Чичиков дал руку. Сердце его билось, и он не доверял, чтобы это было возможно…
— Пока прощайте! Поручил вам <сказать> наш общий приятель, что главное дело — спокойствие и присутствие духа.
«Гм! — подумал Чичиков, — понимаю: юрисконсульт!»
Самосвистов скрылся. Чичиков, оставшись, всё ещё не доверял словам, как не прошло часа после этого разговора, как была принесена шкатулка: бумаги, деньги — и всё в наилучшем порядке.
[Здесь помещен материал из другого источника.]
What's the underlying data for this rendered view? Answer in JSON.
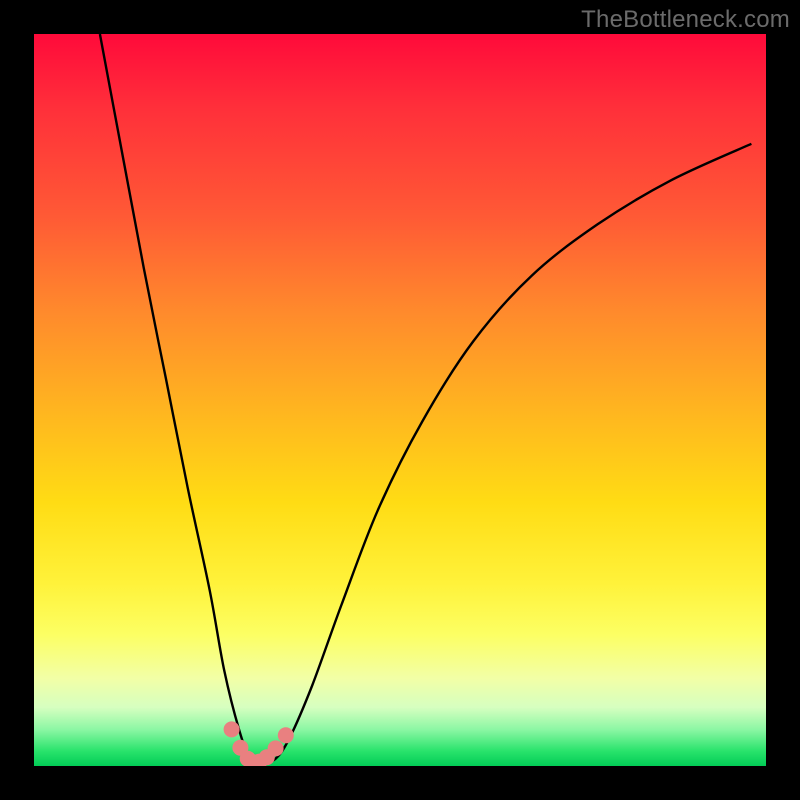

Самосвистов явился в качестве распорядителя: выбранил поставленных часовых за то, что небдительно смотрели, приказал приставить ещё лишних солдат для усиленья присмотра, взял не только шкатулку, но отобрал даже все такие бумаги, которые могли бы чем-нибудь компрометировать Чичикова; связал всё это вместе, запечатал и повелел самому солдату отнести немедленно к самому Чичикову, в виде необходимых ночных и спальных вещей, так что Чичиков, вместе с бумагами, получил даже и всё тёплое, что нужно было для покрытия бренного его тела. Это скорое доставление обрадовало его несказанно. Он возымел сильную надежду, и уже начали ему вновь грезиться кое-какие приманки: вечером театр, плясунья, за которою он волочился. Деревня и тишина стали бледней, город и шум — опять ярче, яснее… О, жизнь!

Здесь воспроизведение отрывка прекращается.